- Post date:
- Thursday, 17 August 2017
The world’s first 3D printing pen is helping blind and partially sighted people of all ages to express themselves. Kelley Toy from 3Doodler, the manufacturer, tells us more.
Beginning with the launch of the first 3Doodler in 2013, members of our community reached out to us to explore opportunities for using the 3D printing pen to overcome a variety of learning obstacles. We spoke with community centres, teachers of children with special education needs and physical rehabilitation specialists – all who thought it could be used to make a real difference to people's lives. As our company has grown, so has our ability to focus on these needs, with our first challenge being to adapt the original version for blind and partially sighted people.
Daniel Cowen, 3Doodler President, explains: “The original thinking with the first version of the 3Doodler was that it could be used by teachers of blind and partially sighted students to make tactile learning aids. This could include raised line graphing, maps and directions, shapes or objects a student could feel – quick braille markings, feeling handwriting, and more.”
However, there was one significant shortfall – up until that point most of the discussions had been with teachers for children and young people with vision impairment and had been focused on educators using the pen to make tactile learning aids for their students.
The real goal was to create a pen that blind and partially sighted people could use themselves – placing the joy and accomplishment of creativity and learning directly into their hands.
Three years later, the launch of the 3Doodler Start
provided the pathway to make this possible.

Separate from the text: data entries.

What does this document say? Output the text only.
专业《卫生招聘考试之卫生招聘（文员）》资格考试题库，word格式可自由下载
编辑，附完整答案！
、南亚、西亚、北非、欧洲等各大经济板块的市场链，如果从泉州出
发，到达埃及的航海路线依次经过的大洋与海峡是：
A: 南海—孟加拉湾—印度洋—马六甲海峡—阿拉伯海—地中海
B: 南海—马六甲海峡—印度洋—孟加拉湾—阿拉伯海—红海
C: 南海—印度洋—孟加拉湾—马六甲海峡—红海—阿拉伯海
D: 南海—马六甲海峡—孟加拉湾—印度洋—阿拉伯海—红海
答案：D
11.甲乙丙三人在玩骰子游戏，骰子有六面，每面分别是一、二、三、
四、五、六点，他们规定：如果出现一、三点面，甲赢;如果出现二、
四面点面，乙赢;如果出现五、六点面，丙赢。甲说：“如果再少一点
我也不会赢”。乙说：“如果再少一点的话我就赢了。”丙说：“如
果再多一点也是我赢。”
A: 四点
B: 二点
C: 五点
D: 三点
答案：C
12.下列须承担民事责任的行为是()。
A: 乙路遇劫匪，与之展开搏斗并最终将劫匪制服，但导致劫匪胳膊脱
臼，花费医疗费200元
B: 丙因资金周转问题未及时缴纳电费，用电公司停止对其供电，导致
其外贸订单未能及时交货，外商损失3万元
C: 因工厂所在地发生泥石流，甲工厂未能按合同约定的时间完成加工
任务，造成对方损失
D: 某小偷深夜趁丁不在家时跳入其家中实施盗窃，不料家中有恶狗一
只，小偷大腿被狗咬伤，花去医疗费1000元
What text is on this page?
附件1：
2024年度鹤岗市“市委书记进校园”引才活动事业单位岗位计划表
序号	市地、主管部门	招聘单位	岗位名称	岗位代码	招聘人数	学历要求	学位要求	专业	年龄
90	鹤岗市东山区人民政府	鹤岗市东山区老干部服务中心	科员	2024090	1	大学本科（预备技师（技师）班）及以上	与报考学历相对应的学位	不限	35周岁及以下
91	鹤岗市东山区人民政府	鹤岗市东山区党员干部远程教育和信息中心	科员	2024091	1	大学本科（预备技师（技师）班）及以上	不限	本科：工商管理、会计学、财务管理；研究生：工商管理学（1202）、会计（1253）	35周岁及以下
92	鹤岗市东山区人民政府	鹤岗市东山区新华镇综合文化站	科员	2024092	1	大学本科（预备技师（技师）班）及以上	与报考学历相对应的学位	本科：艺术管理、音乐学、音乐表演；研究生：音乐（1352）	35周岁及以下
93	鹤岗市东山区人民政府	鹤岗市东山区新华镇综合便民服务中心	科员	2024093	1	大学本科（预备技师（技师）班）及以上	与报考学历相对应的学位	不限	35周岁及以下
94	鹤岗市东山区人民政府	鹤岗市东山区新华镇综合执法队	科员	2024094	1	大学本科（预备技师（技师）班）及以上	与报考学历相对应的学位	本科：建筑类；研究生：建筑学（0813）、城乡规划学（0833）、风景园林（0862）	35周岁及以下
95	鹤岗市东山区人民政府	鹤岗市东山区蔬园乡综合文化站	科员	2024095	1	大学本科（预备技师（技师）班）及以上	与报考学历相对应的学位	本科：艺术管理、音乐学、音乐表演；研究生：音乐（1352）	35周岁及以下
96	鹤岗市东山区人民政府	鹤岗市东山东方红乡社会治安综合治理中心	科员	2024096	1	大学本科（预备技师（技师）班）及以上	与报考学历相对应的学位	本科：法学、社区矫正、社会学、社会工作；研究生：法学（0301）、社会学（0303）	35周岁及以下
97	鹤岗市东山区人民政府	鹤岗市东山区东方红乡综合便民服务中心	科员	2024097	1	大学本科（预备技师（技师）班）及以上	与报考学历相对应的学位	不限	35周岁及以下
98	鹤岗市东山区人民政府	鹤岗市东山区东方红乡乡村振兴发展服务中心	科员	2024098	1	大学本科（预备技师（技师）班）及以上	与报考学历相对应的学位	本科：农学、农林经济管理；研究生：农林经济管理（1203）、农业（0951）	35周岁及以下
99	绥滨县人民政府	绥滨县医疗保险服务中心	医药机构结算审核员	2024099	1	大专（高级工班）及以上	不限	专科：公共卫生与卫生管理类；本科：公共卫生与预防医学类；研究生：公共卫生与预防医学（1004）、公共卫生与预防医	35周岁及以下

With no hot parts and a plastic cool enough to touch, we finally had a 3D printing pen that was safe for all users. Shortly after launch, our team began the process of understanding what changes would be needed to create a meaningful experience for blind and partially sighted users.
With a proactive approach to new tech and how it could be applied to help visually impaired people, RNIB seemed a natural fit for collaboration, and would ensure rigorous testing and feedback so that the product could be adapted and enhanced in a meaningful way.
Conversations with RNIB provided us with useful preliminary advice – such as incorporating tactile markings on the pen instead of braille and the importance of audio instructions for blind users. It will also have full instructions in braille soon.
And now, after a year of feedback and testing – which included individuals, as well as two schools for children with vision impairment – the 3Doodler Start has been given the official RNIB product endorsement, a quality assurance mark for products identified as easy-to-use for those who are blind or partially sighted.
And opening new avenues for blind and partially sighted people to express creativity isn’t just about innovation, it has a direct personal impact on people’s lives.
Steve is blind and a father of a sighted son. He says: “Being able to draw, and being able to feel what you’ve drawn, or being able to create a product using this kind of manual 3D printing method is really new and innovative. I spent an hour with my son yesterday and we were able to enjoy the 3Doodler together.”
Everyone at 3Doodler is immensely proud of the work done with RNIB, as well as the impact these product changes will have on the creative lives of our users. We want to thank everyone who has been involved in this project to date, and underscore our commitment to creating a world where every person, regardless of ability, can have access to the tools they need to create and learn.